Our laboratory has previously observed that mice implanted with slow-release morphine pellets exhibit profound suppression of their capacity to mount an in vitro antibody response to sheep red blood cells (SRBC) (Bussiere et al., 1992a, b). Suppression was blocked by simultaneous implantation of a naltrexone-releasing pellet, showing that the diminished plaque-forming cell (PFC) responses were mediated via a classical opioid pathway. Although in vitro antibody formation to SRBCs requires the interaction of macrophages, T-cells and B-cells (Fig. 1), macrophages appear to be central to the immu- nosuppressive effect of morphine.

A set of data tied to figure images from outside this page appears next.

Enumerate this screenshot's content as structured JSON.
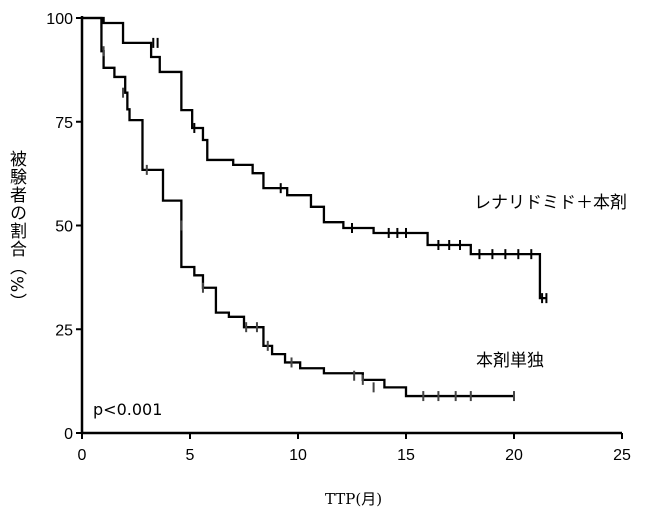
{
  "chart_data": {
    "type": "line",
    "subtype": "kaplan-meier",
    "title": "",
    "xlabel": "TTP(月)",
    "ylabel": "被験者の割合（%）",
    "xlim": [
      0,
      25
    ],
    "ylim": [
      0,
      100
    ],
    "xticks": [
      0,
      5,
      10,
      15,
      20,
      25
    ],
    "yticks": [
      0,
      25,
      50,
      75,
      100
    ],
    "annotation": "p<0.001",
    "series": [
      {
        "name": "レナリドミド＋本剤",
        "color": "#000000",
        "steps": [
          [
            0,
            100
          ],
          [
            1.0,
            98.8
          ],
          [
            1.9,
            94
          ],
          [
            3.2,
            90.6
          ],
          [
            3.6,
            87
          ],
          [
            4.6,
            77.8
          ],
          [
            5.1,
            73.5
          ],
          [
            5.6,
            70.6
          ],
          [
            5.8,
            65.8
          ],
          [
            7.0,
            64.6
          ],
          [
            7.9,
            62.6
          ],
          [
            8.4,
            59
          ],
          [
            9.5,
            57.3
          ],
          [
            10.6,
            54.5
          ],
          [
            11.2,
            50.8
          ],
          [
            12.1,
            49.4
          ],
          [
            13.5,
            48.2
          ],
          [
            16.0,
            45.3
          ],
          [
            18.0,
            43.1
          ],
          [
            21.2,
            32.5
          ],
          [
            21.5,
            32.5
          ]
        ],
        "censored": [
          [
            0.9,
            98.8
          ],
          [
            3.3,
            94
          ],
          [
            3.5,
            94
          ],
          [
            5.2,
            73.5
          ],
          [
            9.2,
            59
          ],
          [
            12.5,
            49.4
          ],
          [
            14.2,
            48.2
          ],
          [
            14.6,
            48.2
          ],
          [
            15.0,
            48.2
          ],
          [
            16.5,
            45.3
          ],
          [
            17.0,
            45.3
          ],
          [
            17.5,
            45.3
          ],
          [
            18.4,
            43.1
          ],
          [
            19.0,
            43.1
          ],
          [
            19.6,
            43.1
          ],
          [
            20.2,
            43.1
          ],
          [
            20.8,
            43.1
          ],
          [
            21.3,
            32.5
          ],
          [
            21.5,
            32.5
          ]
        ]
      },
      {
        "name": "本剤単独",
        "color": "#000000",
        "steps": [
          [
            0,
            100
          ],
          [
            0.9,
            92
          ],
          [
            1.0,
            88
          ],
          [
            1.5,
            85.8
          ],
          [
            2.0,
            82
          ],
          [
            2.1,
            78
          ],
          [
            2.2,
            75.4
          ],
          [
            2.8,
            63.4
          ],
          [
            3.75,
            56
          ],
          [
            4.6,
            40
          ],
          [
            5.2,
            38
          ],
          [
            5.6,
            35
          ],
          [
            6.2,
            29
          ],
          [
            6.8,
            28
          ],
          [
            7.5,
            25.5
          ],
          [
            8.4,
            21
          ],
          [
            8.8,
            19
          ],
          [
            9.4,
            17
          ],
          [
            10.1,
            15.6
          ],
          [
            11.2,
            14.4
          ],
          [
            13.0,
            12.8
          ],
          [
            14.0,
            11
          ],
          [
            15.0,
            8.9
          ],
          [
            20.0,
            8.9
          ]
        ],
        "censored": [
          [
            1.0,
            92
          ],
          [
            1.9,
            82
          ],
          [
            3.0,
            63.4
          ],
          [
            4.6,
            50
          ],
          [
            5.6,
            35
          ],
          [
            7.6,
            25.5
          ],
          [
            8.1,
            25.5
          ],
          [
            8.6,
            21
          ],
          [
            9.7,
            17
          ],
          [
            12.6,
            13.8
          ],
          [
            13.0,
            12.8
          ],
          [
            13.5,
            11
          ],
          [
            15.8,
            8.9
          ],
          [
            16.5,
            8.9
          ],
          [
            17.3,
            8.9
          ],
          [
            18.0,
            8.9
          ],
          [
            20.0,
            8.9
          ]
        ]
      }
    ]
  }
}
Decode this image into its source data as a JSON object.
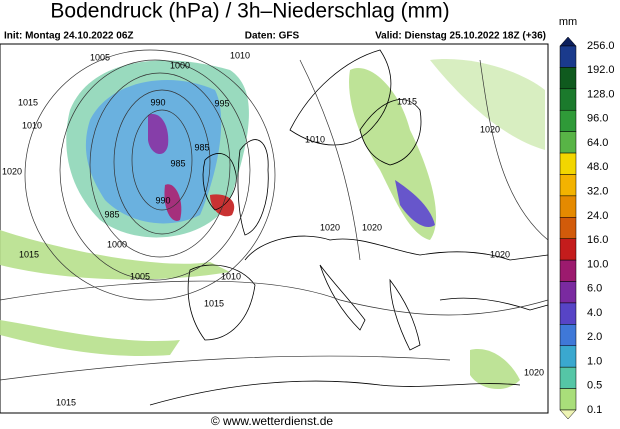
{
  "header": {
    "title": "Bodendruck (hPa) / 3h–Niederschlag (mm)",
    "init": "Init: Montag 24.10.2022 06Z",
    "source": "Daten: GFS",
    "valid": "Valid: Dienstag 25.10.2022 18Z (+36)"
  },
  "legend": {
    "unit": "mm",
    "labels": [
      "256.0",
      "192.0",
      "128.0",
      "96.0",
      "64.0",
      "48.0",
      "32.0",
      "24.0",
      "16.0",
      "10.0",
      "6.0",
      "4.0",
      "2.0",
      "1.0",
      "0.5",
      "0.1"
    ],
    "colors": [
      "#0c1f5c",
      "#1a3a8c",
      "#0f5a1e",
      "#1b7a2c",
      "#2f9a38",
      "#58b446",
      "#f2d600",
      "#f3b300",
      "#e58a00",
      "#d25b0a",
      "#c41c1c",
      "#9c1a6e",
      "#7a2aa0",
      "#5744c6",
      "#3f78d8",
      "#3aa8cf",
      "#55c6a6",
      "#a9de7a",
      "#eef4b4"
    ]
  },
  "isobars": {
    "labels": [
      "1005",
      "1000",
      "1010",
      "990",
      "995",
      "985",
      "985",
      "990",
      "985",
      "1015",
      "1010",
      "1020",
      "1005",
      "1000",
      "1010",
      "1015",
      "1015",
      "1010",
      "1020",
      "1020",
      "1020",
      "1020",
      "1015",
      "1015",
      "1020"
    ]
  },
  "footer": "© www.wetterdienst.de"
}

Addition of normal splenic macrophages, but not lymphocyte-enriched nonadherent splenocytes, to spleen cell cultures from morphine-pelleted mice restored in vitro antibody production (Bussiere et al., 1993). Further, IL-1, IL-6 and IFN-γ, but not IL-2, IL-4 or IL-5 restored antibody responses of opioid-suppressed cultures (Bussiere et al., 1993). The observation that suppression is reversed by cytokines which are produced by macrophages or which activate macrophages suggests that deficient macrophage function is an important factor in the morphine-induced immunosup- pression. Other evidence that morphine impairs macrophage function in mice includes the decreased ability of colony-stimulating factor-treated bone marrow cells to differentiate into macrophage colonies following morphine treatment in vivo or in vitro (Roy et al., 1991) and the decreased phagocytic capacity (Rojavin et al., 1993; Szabo et al., 1993) of murine peritoneal macrophages presented with the yeast Candida albicans following exposure to morphine or other opioids.